THE SONFUL SERVITUDE
"My yoke is easy, and my burden is light." —Matthew 11:30
Can the same be said of Satan, or sin? With regard to them, how faithfully true rather is the converse—"My yoke is heavy, and my burden is grievous!" Christ's service is a happy service, the only happy one; and even when there is a cross to carry, or a yoke to bear, it is His own appointment. "My yoke." It is sent by no untried friend. No, He who puts it on His people, bore this very yoke Himself. "He carried our sorrows." How blessed this feeling of holy servitude to so kind a Master! not like "dumb, driven cattle," goaded on, but led, and led often most tenderly when the yoke and the burden are upon us. The great apostle rarely speaks of himself under any other title but one. That one he seems to make his boast. He had much whereof he might glory—he had been the instrument in saving thousands—he had spoken before kings—he had been in Caesar's palace and Caesar's presence—he had been caught up into the third heavens—but in all his letters this is his joyful prefix and superscription, "The servant (literally, the slave) of Jesus Christ!"

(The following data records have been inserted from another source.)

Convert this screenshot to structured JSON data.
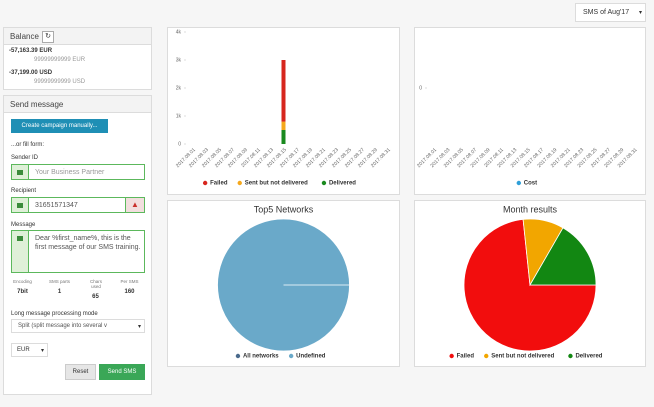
{
  "header": {
    "period_select": "SMS of Aug'17"
  },
  "balance": {
    "title": "Balance",
    "accounts": [
      {
        "amount": "-57,163.39 EUR",
        "limit": "99999999999 EUR"
      },
      {
        "amount": "-37,199.00 USD",
        "limit": "99999999999 USD"
      }
    ]
  },
  "send_message": {
    "title": "Send message",
    "campaign_button": "Create campaign manually...",
    "or_fill": "...or fill form:",
    "sender_label": "Sender ID",
    "sender_value": "Your Business Partner",
    "recipient_label": "Recipient",
    "recipient_value": "31651571347",
    "message_label": "Message",
    "message_value": "Dear %first_name%, this is the first message of our SMS training.",
    "stats": [
      {
        "label": "Encoding",
        "value": "7bit"
      },
      {
        "label": "SMS parts",
        "value": 1
      },
      {
        "label": "Chars used",
        "value": 65
      },
      {
        "label": "Per SMS",
        "value": 160
      }
    ],
    "mode_label": "Long message processing mode",
    "mode_value": "Split (split message into several v",
    "currency": "EUR",
    "reset": "Reset",
    "send": "Send SMS"
  },
  "chart_data": [
    {
      "type": "bar",
      "stacked": true,
      "categories": [
        "2017.08.01",
        "2017.08.03",
        "2017.08.05",
        "2017.08.07",
        "2017.08.09",
        "2017.08.11",
        "2017.08.13",
        "2017.08.15",
        "2017.08.17",
        "2017.08.19",
        "2017.08.21",
        "2017.08.23",
        "2017.08.25",
        "2017.08.27",
        "2017.08.29",
        "2017.08.31"
      ],
      "series": [
        {
          "name": "Failed",
          "color": "#d7261e",
          "values": [
            0,
            0,
            0,
            0,
            0,
            0,
            0,
            2200,
            0,
            0,
            0,
            0,
            0,
            0,
            0,
            0
          ]
        },
        {
          "name": "Sent but not delivered",
          "color": "#f5a81c",
          "values": [
            0,
            0,
            0,
            0,
            0,
            0,
            0,
            300,
            0,
            0,
            0,
            0,
            0,
            0,
            0,
            0
          ]
        },
        {
          "name": "Delivered",
          "color": "#1a8a1f",
          "values": [
            0,
            0,
            0,
            0,
            0,
            0,
            0,
            500,
            0,
            0,
            0,
            0,
            0,
            0,
            0,
            0
          ]
        }
      ],
      "ylim": [
        0,
        4000
      ],
      "yticks": [
        0,
        {
          "value": 1000,
          "label": "1k"
        },
        {
          "value": 2000,
          "label": "2k"
        },
        {
          "value": 3000,
          "label": "3k"
        },
        {
          "value": 4000,
          "label": "4k"
        }
      ]
    },
    {
      "type": "line",
      "categories": [
        "2017.08.01",
        "2017.08.03",
        "2017.08.05",
        "2017.08.07",
        "2017.08.09",
        "2017.08.11",
        "2017.08.13",
        "2017.08.15",
        "2017.08.17",
        "2017.08.19",
        "2017.08.21",
        "2017.08.23",
        "2017.08.25",
        "2017.08.27",
        "2017.08.29",
        "2017.08.31"
      ],
      "series": [
        {
          "name": "Cost",
          "color": "#2f9fd8",
          "values": [
            null,
            null,
            null,
            null,
            null,
            null,
            null,
            null,
            null,
            null,
            null,
            null,
            null,
            null,
            null,
            null
          ]
        }
      ],
      "ylim": [
        -1,
        1
      ],
      "yticks": [
        0
      ]
    },
    {
      "type": "pie",
      "title": "Top5 Networks",
      "categories": [
        "All networks",
        "Undefined"
      ],
      "values": [
        0,
        100
      ],
      "colors": [
        "#4a6a8c",
        "#6aa9c9"
      ]
    },
    {
      "type": "pie",
      "title": "Month results",
      "categories": [
        "Failed",
        "Sent but not delivered",
        "Delivered"
      ],
      "values": [
        2200,
        300,
        500
      ],
      "colors": [
        "#f20d0d",
        "#f2a600",
        "#128712"
      ]
    }
  ]
}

Reader! do you know this blessed servitude? Can you say with a joyful heart, "O Lord, truly I am Your servant?" He is no hard taskmaster. Would Satan try to teach you so? Let this be the refutation, "He loved me, and gave Himself for me." True, the yoke is the appointed discipline He employs in training his children for immortality. But be comforted! "It is His tender hand that puts it on, and keeps it on." He will suit the yoke to the neck, and the neck to the yoke. He will suit His grace to your trials. No, He will bring you even to be in love with these, when they bring along with them such gracious unfoldings of His own faithfulness and mercy. How His people need thus to be in heaviness through manifold temptations, to keep them meek and submissive! "Jeshurun (like a bullock unaccustomed to the harness, fed and pampered in the stall) waxed fat, and kicked." Never is there more gracious love than when God takes own means to curb and subjugate, humble us, and to prove us—bringing us out from ourselves, our likings, our confidences, our prosperity, and putting us under the needed YOKE.
And who has ever repented of that joyful servitude? Among all the regrets that mingle with a dying hour, and often bedew with bitter tears a dying pillow, who ever told of regrets and repentance here?
Tried believer, has He ever failed you? Has His yoke been too grievous? Have your tears been unalleviated—your sorrows unsolaced—your temptations above that which you were able to bear? Ah! rather can you not testify—"The word of the Lord is tried;" I cast my burden upon Him, and He "sustained me"? How have seeming difficulties melted away! How has the yoke lost its heaviness, and the cross its bitterness, in the thought of who you were bearing it for! There is a promised rest in the very carrying of the yoke; and a better rest remains for the weary and toil-worn when the appointed work is finished; for thus says "that same Jesus,"
"Take my yoke upon you, and learn of me, and you shall find REST unto your souls."